Sperm Aneuploidy Test. 5 chromosomes: 13, 18, 21, X and Y
1. What is the SAT?
The Sperm Aneuploidy Test (SAT) is a diagnostic test to study the genetic etiology of male infertility. In particular, this test evaluates the percentage of spermatozoa with chromosomal abnormalities in a sperm sample.
This analysis allows the estimation of the transmission risk of chromosomal abnormalities to the offspring. This test analyzes the chromosomes mostly implicated in spontaneous miscarriages and affected offspring with chromosomal abnormalities (chromosomes 13, 18, 21, X and Y).
It is advised for the following indications:
- Couples with recurrent miscarriage
- Couples failing to conceive after several IVF treatments
- Infertile men with impaired sperm parameters
Aims of SAT are:
At the clinical level, an increase in spermatozoa with chromosomal abnormalities has been associated with a decrease in pregnancy rates and higher miscarriage risk in infertile couples undergoing ICSI cycles (Rubio et al., 2001; Burrello et al., 2003; Petit et al., 2005; Nicopoullos et al., 2008; Rodrigo et al., 2011; Rodrigo et al., 2013).
At the embryo level, different effects have been observed according to the type of sperm chromosomal abnormality. An increase in the percentage of spermatozoa with sex chromosome disomies, results in an increase embryo aneuploides compatible with life (Patau syndrome, Edwards syndrome, Down syndrome, Klinefelter syndrome, Turner syndrome and trisomies XXX and XYY). An increase in diploid spermatozoa generates an increase in triploid embryos, which mostly miscarry before delivery (Rodrigo et al., 2010).
At the offspring level, several studies performed in parents of children with Down, Klinefelter, and Turner syndrome have shown increases in sperm chromosomal abnormalities associated with the chromosomopathies observed in the children (Eskenazi et al., 2002; Tanget al., 2004; Blanco et al., 1998).
For these reasons, the Sperm Aneuploidy Test can help in the reproductive genetic counseling of infertile men to assess the optimal assisted reproduction approach.
2. Indications. For whom and when?
This is a diagnostic test directed to the study of male infertility, indicated for patients with higher sperm aneuploidy risk, that is, men with impaired sperm parameters, mainly oligozoospermia, non-obstructive azoospermia, and severe teratozoospermia.
Other indications, not necessarily associated with impaired sperm parameters are recurrent miscarriage of unknown etiology; couples failing to conceive after several IVF treatments and; couples with a previous pregnancy with chromosomopathy.
3. Advantages. Strengths among other tests?
Compared to classic meiotic studies, this test offers the advantage of assessing the final product of meiosis, the spermatozoon that will directly fertilize the ovum. An average of 2,000 sperm per chromosome is analyzed by two independent observers to obtain clinically relevant results. The percentage of chromosomally abnormal sperm is compared to a control group of fertile normozoospermic donors to assess for statistical differences.
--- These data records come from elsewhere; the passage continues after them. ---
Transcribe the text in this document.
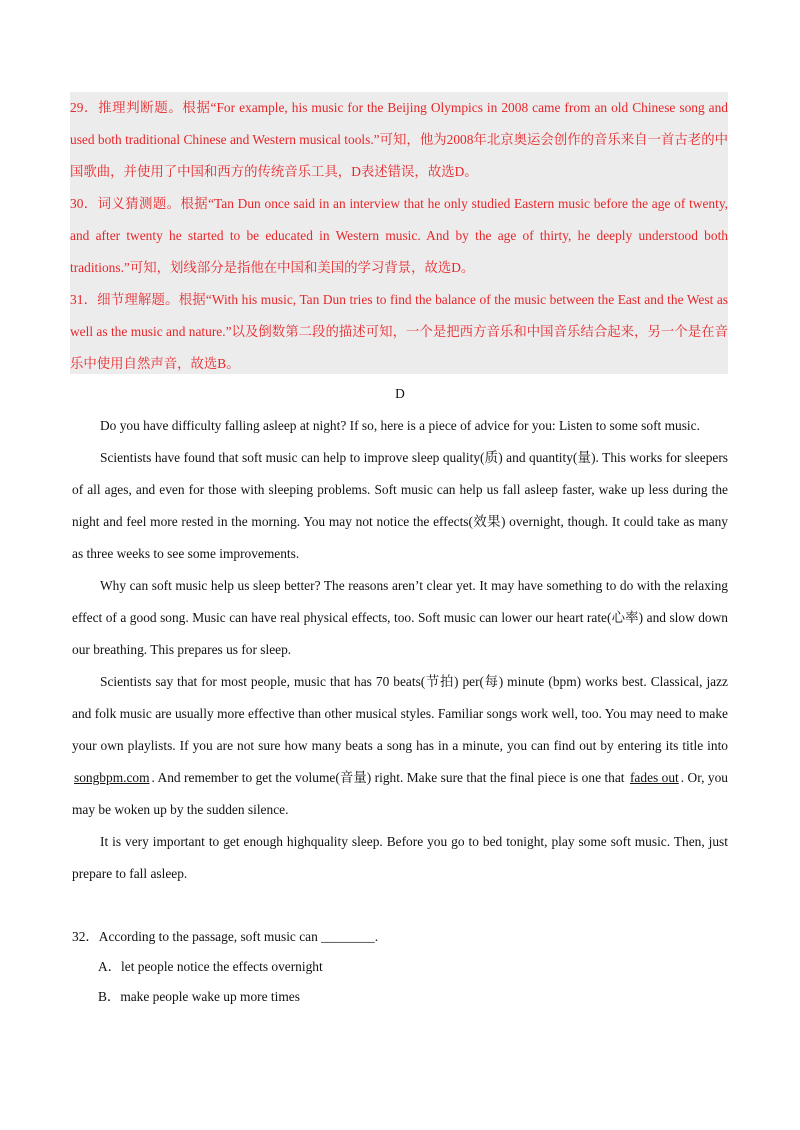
29．推理判断题。根据“For example, his music for the Beijing Olympics in 2008 came from an old Chinese song and used both traditional Chinese and Western musical tools.”可知，他为2008年北京奥运会创作的音乐来自一首古老的中国歌曲，并使用了中国和西方的传统音乐工具，D表述错误，故选D。

30．词义猜测题。根据“Tan Dun once said in an interview that he only studied Eastern music before the age of twenty, and after twenty he started to be educated in Western music. And by the age of thirty, he deeply understood both traditions.”可知，划线部分是指他在中国和美国的学习背景，故选D。

31．细节理解题。根据“With his music, Tan Dun tries to find the balance of the music between the East and the West as well as the music and nature.”以及倒数第二段的描述可知，一个是把西方音乐和中国音乐结合起来，另一个是在音乐中使用自然声音，故选B。

D

Do you have difficulty falling asleep at night? If so, here is a piece of advice for you: Listen to some soft music.

Scientists have found that soft music can help to improve sleep quality(质) and quantity(量). This works for sleepers of all ages, and even for those with sleeping problems. Soft music can help us fall asleep faster, wake up less during the night and feel more rested in the morning. You may not notice the effects(效果) overnight, though. It could take as many as three weeks to see some improvements.

Why can soft music help us sleep better? The reasons aren’t clear yet. It may have something to do with the relaxing effect of a good song. Music can have real physical effects, too. Soft music can lower our heart rate(心率) and slow down our breathing. This prepares us for sleep.

Scientists say that for most people, music that has 70 beats(节拍) per(每) minute (bpm) works best. Classical, jazz and folk music are usually more effective than other musical styles. Familiar songs work well, too. You may need to make your own playlists. If you are not sure how many beats a song has in a minute, you can find out by entering its title into songbpm.com . And remember to get the volume(音量) right. Make sure that the final piece is one that fades out . Or, you may be woken up by the sudden silence.

It is very important to get enough highquality sleep. Before you go to bed tonight, play some soft music. Then, just prepare to fall asleep.

32．According to the passage, soft music can ________.

A．let people notice the effects overnight

B．make people wake up more times
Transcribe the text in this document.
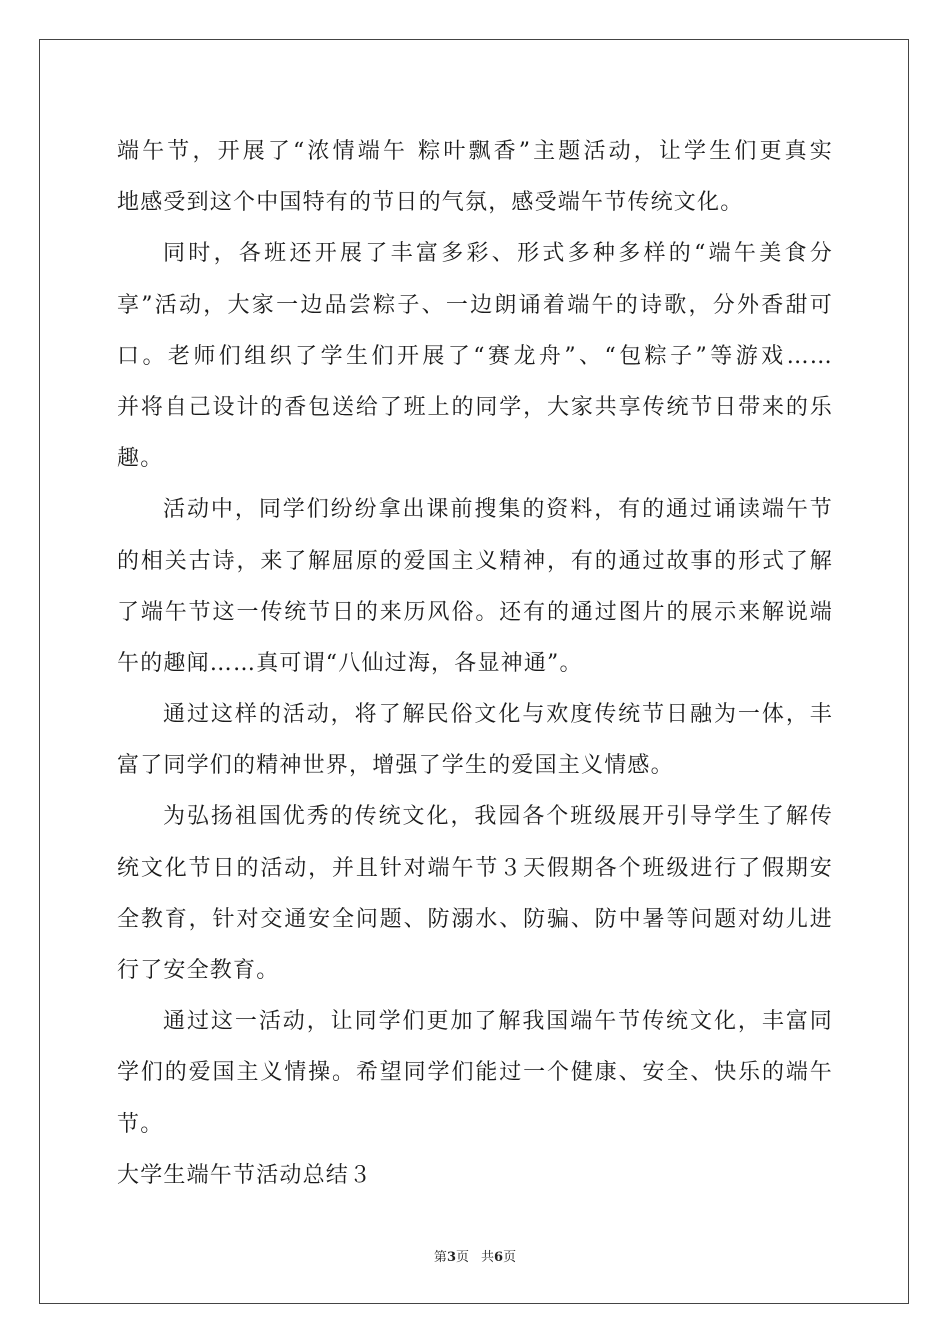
端午节，开展了“浓情端午 粽叶飘香”主题活动，让学生们更真实
地感受到这个中国特有的节日的气氛，感受端午节传统文化。
同时，各班还开展了丰富多彩、形式多种多样的“端午美食分
享”活动，大家一边品尝粽子、一边朗诵着端午的诗歌，分外香甜可
口。老师们组织了学生们开展了“赛龙舟”、“包粽子”等游戏……
并将自己设计的香包送给了班上的同学，大家共享传统节日带来的乐
趣。
活动中，同学们纷纷拿出课前搜集的资料，有的通过诵读端午节
的相关古诗，来了解屈原的爱国主义精神，有的通过故事的形式了解
了端午节这一传统节日的来历风俗。还有的通过图片的展示来解说端
午的趣闻……真可谓“八仙过海，各显神通”。
通过这样的活动，将了解民俗文化与欢度传统节日融为一体，丰
富了同学们的精神世界，增强了学生的爱国主义情感。
为弘扬祖国优秀的传统文化，我园各个班级展开引导学生了解传
统文化节日的活动，并且针对端午节３天假期各个班级进行了假期安
全教育，针对交通安全问题、防溺水、防骗、防中暑等问题对幼儿进
行了安全教育。
通过这一活动，让同学们更加了解我国端午节传统文化，丰富同
学们的爱国主义情操。希望同学们能过一个健康、安全、快乐的端午
节。
大学生端午节活动总结３
第3页 共6页
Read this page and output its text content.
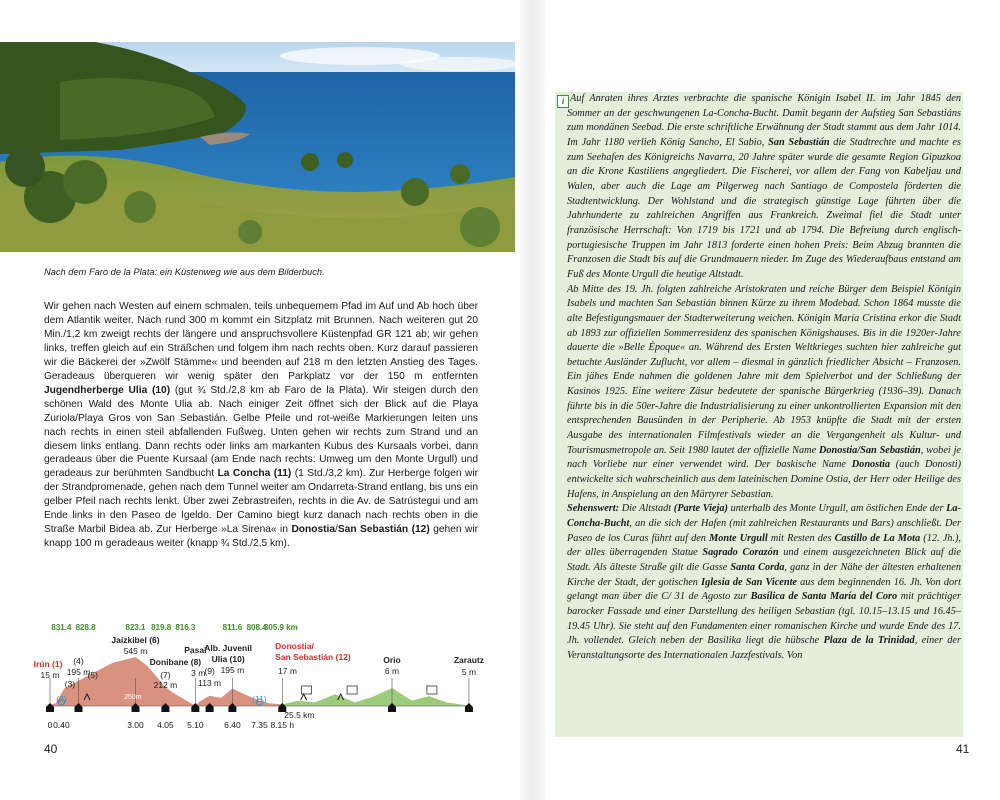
Nach dem Faro de la Plata: ein Küstenweg wie aus dem Bilderbuch.
Wir gehen nach Westen auf einem schmalen, teils unbequemem Pfad im Auf und Ab hoch über dem Atlantik weiter. Nach rund 300 m kommt ein Sitzplatz mit Brunnen. Nach weiteren gut 20 Min./1,2 km zweigt rechts der längere und anspruchsvollere Küstenpfad GR 121 ab; wir gehen links, treffen gleich auf ein Sträßchen und folgem ihm nach rechts oben. Kurz darauf passieren wir die Bäckerei der »Zwölf Stämme« und beenden auf 218 m den letzten Anstieg des Tages. Geradeaus überqueren wir wenig später den Parkplatz vor der 150 m entfernten Jugendherberge Ulia (10) (gut ¾ Std./2,8 km ab Faro de la Plata). Wir steigen durch den schönen Wald des Monte Ulia ab. Nach einiger Zeit öffnet sich der Blick auf die Playa Zuriola/Playa Gros von San Sebastián. Gelbe Pfeile und rot-weiße Markierungen leiten uns nach rechts in einen steil abfallenden Fußweg. Unten gehen wir rechts zum Strand und an diesem links entlang. Dann rechts oder links am markanten Kubus des Kursaals vorbei, dann geradeaus über die Puente Kursaal (am Ende nach rechts: Umweg um den Monte Urgull) und geradeaus zur berühmten Sandbucht La Concha (11) (1 Std./3,2 km). Zur Herberge folgen wir der Strandpromenade, gehen nach dem Tunnel weiter am Ondarreta-Strand entlang, bis uns ein gelber Pfeil nach rechts lenkt. Über zwei Zebrastreifen, rechts in die Av. de Satrústegui und am Ende links in den Paseo de Igeldo. Der Camino biegt kurz danach nach rechts oben in die Straße Marbil Bidea ab. Zur Herberge »La Sirena« in Donostia/San Sebastián (12) gehen wir knapp 100 m geradeaus weiter (knapp ¾ Std./2,5 km).
831.4 828.8	823.1 819.8 816.3	811.6 808.4
805.9 km
Irún (1)
15 m
(2)
(3)
(4)
195 m
(5)
Jaizkibel (6)
545 m
(7)
212 m
Donibane (8)
Pasai
3 m (9)
113 m
Alb. Juvenil
Ulia (10)
195 m
(11)
Donostia/
San Sebastián (12)
17 m
Orio
6 m
Zarautz
5 m
250m
0 0.40	3.00 4.05 5.10 6.40 7.35 8.15 h
25.5 km
40
i Auf Anraten ihres Arztes verbrachte die spanische Königin Isabel II. im Jahr 1845 den Sommer an der geschwungenen La-Concha-Bucht. Damit begann der Aufstieg San Sebastiáns zum mondänen Seebad. Die erste schriftliche Erwähnung der Stadt stammt aus dem Jahr 1014. Im Jahr 1180 verlieh König Sancho, El Sabio, San Sebastián die Stadtrechte und machte es zum Seehafen des Königreichs Navarra, 20 Jahre später wurde die gesamte Region Gipuzkoa an die Krone Kastiliens angegliedert. Die Fischerei, vor allem der Fang von Kabeljau und Walen, aber auch die Lage am Pilgerweg nach Santiago de Compostela förderten die Stadtentwicklung. Der Wohlstand und die strategisch günstige Lage führten über die Jahrhunderte zu zahlreichen Angriffen aus Frankreich. Zweimal fiel die Stadt unter französische Herrschaft: Von 1719 bis 1721 und ab 1794. Die Befreiung durch englisch-portugiesische Truppen im Jahr 1813 forderte einen hohen Preis: Beim Abzug brannten die Franzosen die Stadt bis auf die Grundmauern nieder. Im Zuge des Wiederaufbaus entstand am Fuß des Monte Urgull die heutige Altstadt.

Ab Mitte des 19. Jh. folgten zahlreiche Aristokraten und reiche Bürger dem Beispiel Königin Isabels und machten San Sebastián binnen Kürze zu ihrem Modebad. Schon 1864 musste die alte Befestigungsmauer der Stadterweiterung weichen. Königin María Cristina erkor die Stadt ab 1893 zur offiziellen Sommerresidenz des spanischen Königshauses. Bis in die 1920er-Jahre dauerte die »Belle Époque« an. Während des Ersten Weltkrieges suchten hier zahlreiche gut betuchte Ausländer Zuflucht, vor allem – diesmal in gänzlich friedlicher Absicht – Franzosen. Ein jähes Ende nahmen die goldenen Jahre mit dem Spielverbot und der Schließung der Kasinos 1925. Eine weitere Zäsur bedeutete der spanische Bürgerkrieg (1936–39). Danach führte bis in die 50er-Jahre die Industrialisierung zu einer unkontrollierten Expansion mit den entsprechenden Bausünden in der Peripherie. Ab 1953 knüpfte die Stadt mit der ersten Ausgabe des internationalen Filmfestivals wieder an die Vergangenheit als Kultur- und Tourismusmetropole an. Seit 1980 lautet der offizielle Name Donostia/San Sebastián, wobei je nach Vorliebe nur einer verwendet wird. Der baskische Name Donostia (auch Donosti) entwickelte sich wahrscheinlich aus dem lateinischen Domine Ostia, der Herr oder Heilige des Hafens, in Anspielung an den Märtyrer Sebastian.

Sehenswert: Die Altstadt (Parte Vieja) unterhalb des Monte Urgull, am östlichen Ende der La-Concha-Bucht, an die sich der Hafen (mit zahlreichen Restaurants und Bars) anschließt. Der Paseo de los Curas führt auf den Monte Urgull mit Resten des Castillo de La Mota (12. Jh.), der alles überragenden Statue Sagrado Corazón und einem ausgezeichneten Blick auf die Stadt. Als älteste Straße gilt die Gasse Santa Corda, ganz in der Nähe der ältesten erhaltenen Kirche der Stadt, der gotischen Iglesia de San Vicente aus dem beginnenden 16. Jh. Von dort gelangt man über die C/ 31 de Agosto zur Basílica de Santa María del Coro mit prächtiger barocker Fassade und einer Darstellung des heiligen Sebastian (tgl. 10.15–13.15 und 16.45–19.45 Uhr). Sie steht auf den Fundamenten einer romanischen Kirche und wurde Ende des 17. Jh. vollendet. Gleich neben der Basilika liegt die hübsche Plaza de la Trinidad, einer der Veranstaltungsorte des Internationalen Jazzfestivals. Von

41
1. What is the significance of an abnormal FISH on sperm?
- An increase in the percentage of spermatozoa with sex chromosome disomies, results in an increase in embryo aneuploidies, mostly for sex chromosomes, which are compatible with life. In contrast, an increase in diploid spermatozoa generates an increase in triploid embryos, which mostly miscarry before delivery.
- An increase in spermatozoa with chromosomal abnormalities has been associated with a decrease in pregnancy rates and higher miscarriage risk in infertile couples undergoing ICSI cycles.
- In parents of children with Down, Klinefelter, and Turner syndrome, several studies have shown increases in sperm chromosomal abnormalities for sex chromosomes and for chromosome 21.
2. What other chromosomes can be tested?
If a chromosomal abnormality was detected in a previous pregnancy, a customized SAT can be requested and additional FISH probes can be included in the test to target the implicated chromosomes.
3. Is sexual abstinence required before collecting the sperm sample for the test?
A previous period of 2-3 days of sexual abstinence is recommended before colleting the sample.
4. Is there a minimal sperm concentration required to perform an SAT?
There is not a minimal concentration to request a sperm test, the only requirement is the presence of any sperm, even in a concentration below 1 million sperm/mL and also in samples from the epididymis or testes. Seldom there are not enough sperm to perform the test, and additional samples can be requested.
5. Is it possible to perform an SAT in carriers of structural abnormalities?
It is possible to test sperm from carriers of translocations using DNA probes implicated in the chromosome rearrangement.